Pergunto-me então (muitas vezes):
Será que as avaliações como são feitas atualmente pela maioria das escolas, são assim tão importantes? Para quem? Para quê?
Será que são assim tão importantes ou significativas ao ponto de colocar a saúde mental, o bem-estar físico e emocional dos alunos e dos professores em causa? Que custos pessoais terão, agora e no amanhã?
Será que em todo este processo exigente de reuniões, atribuição de notas quantitativas e qualitativas, paramos, nós professores e pais, um pouco, para nos avaliarmos também?
Será que podemos falar com as crianças sobre como eles se sentem, se vêm, quando são avaliados?
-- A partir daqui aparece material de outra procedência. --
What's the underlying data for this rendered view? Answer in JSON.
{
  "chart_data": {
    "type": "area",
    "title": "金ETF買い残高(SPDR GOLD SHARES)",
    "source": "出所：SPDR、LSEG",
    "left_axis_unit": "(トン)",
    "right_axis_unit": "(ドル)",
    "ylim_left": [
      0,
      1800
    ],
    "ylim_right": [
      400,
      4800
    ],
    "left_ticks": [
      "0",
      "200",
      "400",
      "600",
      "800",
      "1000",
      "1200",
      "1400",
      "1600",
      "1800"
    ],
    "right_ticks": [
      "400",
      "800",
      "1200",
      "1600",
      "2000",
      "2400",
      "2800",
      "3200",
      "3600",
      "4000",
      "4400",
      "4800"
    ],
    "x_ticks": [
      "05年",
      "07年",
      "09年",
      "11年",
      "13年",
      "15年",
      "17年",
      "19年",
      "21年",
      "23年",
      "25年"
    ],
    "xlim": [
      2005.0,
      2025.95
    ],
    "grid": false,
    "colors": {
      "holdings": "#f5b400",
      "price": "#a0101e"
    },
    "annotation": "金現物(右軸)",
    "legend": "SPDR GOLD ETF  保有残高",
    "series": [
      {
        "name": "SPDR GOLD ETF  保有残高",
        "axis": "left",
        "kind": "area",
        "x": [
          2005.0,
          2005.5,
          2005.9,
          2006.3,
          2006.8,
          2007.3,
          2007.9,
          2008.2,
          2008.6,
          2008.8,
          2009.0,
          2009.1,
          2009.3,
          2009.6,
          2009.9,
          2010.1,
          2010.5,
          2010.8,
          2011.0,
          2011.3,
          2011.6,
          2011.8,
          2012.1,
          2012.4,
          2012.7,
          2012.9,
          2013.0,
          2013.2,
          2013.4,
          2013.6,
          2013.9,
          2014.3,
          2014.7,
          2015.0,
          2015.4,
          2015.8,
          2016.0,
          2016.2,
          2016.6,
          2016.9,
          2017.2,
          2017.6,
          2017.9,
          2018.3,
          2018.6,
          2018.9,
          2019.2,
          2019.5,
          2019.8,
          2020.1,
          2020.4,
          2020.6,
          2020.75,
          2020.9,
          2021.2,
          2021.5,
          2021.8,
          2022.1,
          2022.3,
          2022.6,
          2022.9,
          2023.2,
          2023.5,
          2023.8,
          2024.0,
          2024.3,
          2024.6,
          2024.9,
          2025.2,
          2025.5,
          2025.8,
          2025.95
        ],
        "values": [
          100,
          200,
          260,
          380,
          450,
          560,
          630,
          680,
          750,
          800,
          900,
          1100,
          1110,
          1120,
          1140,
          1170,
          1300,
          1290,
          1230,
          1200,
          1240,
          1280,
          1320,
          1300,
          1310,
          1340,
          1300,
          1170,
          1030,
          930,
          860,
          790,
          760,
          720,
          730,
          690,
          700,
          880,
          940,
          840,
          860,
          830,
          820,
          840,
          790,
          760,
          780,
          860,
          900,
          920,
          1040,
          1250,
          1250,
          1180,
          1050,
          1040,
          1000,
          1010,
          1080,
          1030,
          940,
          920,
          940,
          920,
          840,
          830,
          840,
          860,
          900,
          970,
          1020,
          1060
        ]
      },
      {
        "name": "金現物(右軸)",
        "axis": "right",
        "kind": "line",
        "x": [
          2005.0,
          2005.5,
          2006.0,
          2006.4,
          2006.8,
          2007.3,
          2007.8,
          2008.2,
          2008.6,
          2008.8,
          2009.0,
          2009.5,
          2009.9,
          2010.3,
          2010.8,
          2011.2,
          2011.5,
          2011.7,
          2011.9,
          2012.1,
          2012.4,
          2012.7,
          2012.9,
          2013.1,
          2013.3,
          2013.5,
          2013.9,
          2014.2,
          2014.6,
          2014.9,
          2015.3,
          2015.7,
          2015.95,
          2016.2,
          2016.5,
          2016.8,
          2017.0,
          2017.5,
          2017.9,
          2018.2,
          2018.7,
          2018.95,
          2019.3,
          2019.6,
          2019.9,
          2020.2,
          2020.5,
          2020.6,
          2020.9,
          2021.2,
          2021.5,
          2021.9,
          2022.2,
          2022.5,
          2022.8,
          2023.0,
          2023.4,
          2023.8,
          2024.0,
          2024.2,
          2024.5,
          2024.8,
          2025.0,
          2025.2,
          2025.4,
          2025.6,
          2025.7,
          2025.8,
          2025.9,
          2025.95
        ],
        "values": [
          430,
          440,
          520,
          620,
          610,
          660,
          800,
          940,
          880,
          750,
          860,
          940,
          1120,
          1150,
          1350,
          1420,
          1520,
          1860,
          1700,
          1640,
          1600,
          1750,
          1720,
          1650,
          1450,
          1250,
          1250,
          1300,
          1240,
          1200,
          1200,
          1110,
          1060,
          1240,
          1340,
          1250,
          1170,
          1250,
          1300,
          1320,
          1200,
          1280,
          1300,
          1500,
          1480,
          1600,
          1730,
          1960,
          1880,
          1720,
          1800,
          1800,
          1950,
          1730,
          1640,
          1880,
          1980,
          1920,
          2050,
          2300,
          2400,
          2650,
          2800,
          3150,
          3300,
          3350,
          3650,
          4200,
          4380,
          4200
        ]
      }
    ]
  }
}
Será que podemos de uma vez por todas aceitar ou considerar que somos seres emocionais, todos nós, que as emoções nos ajudam a crescer mais fortes, resilientes e felizes. Que para isso acontecer precisamos de criar ambientes e condições em que as crianças se sintam seguras para poderem manifestar as suas emoções, especialmente, as que sentem de forma mais intensa. Que precisamos de estar, ouvir, ver e acolher a criança no seu todo, na sua maravilha e encantamento, mas também nas suas dificuldades enquanto seres humanos, como eu e tu. E ajudá-las a compreender o que estão a sentir, porquê e o que podem fazer com essas emoções de forma positiva e construtiva.
Será que podemos considerar que todas as metas curriculares, testes, exames e compromissos podem ser importantes, mas que nada nem ninguém nos vai poder devolver a oportunidade de voltar atrás e mudar os momentos em que escolhemos não estar, abandonar e não assumir a nossa responsabilidade pessoal na infância destas crianças, por um suposto futuro.
Será que podemos valorizar mais a infância e as crianças? Conceber que durante a infância acontecem fases de vida e de desenvolvimento extremamente importantes, únicas e irrepetíveis?
Será que podemos colocar em causa o tempo usado em folhas de excel, reuniões de avaliação, conselhos de turma, direção de turma, e não no acompanhamento, cuidado, conhecimento, relação com as crianças? Quanto tempo será necessário para “remendar” tantos corações, mentes e auto estima destroçados?
Que neste Natal possamos aceitar um convite para uma reflexão profunda e honesta sobre os EDUCADORES que SOMOS e os que queremos, verdadeiramente, Ser.
Que possamos dar o melhor e mais transformador presente que alguma criança ou jovem pode realmente receber – A NOSSA PRESENÇA AUTÊNTICA E PLENA.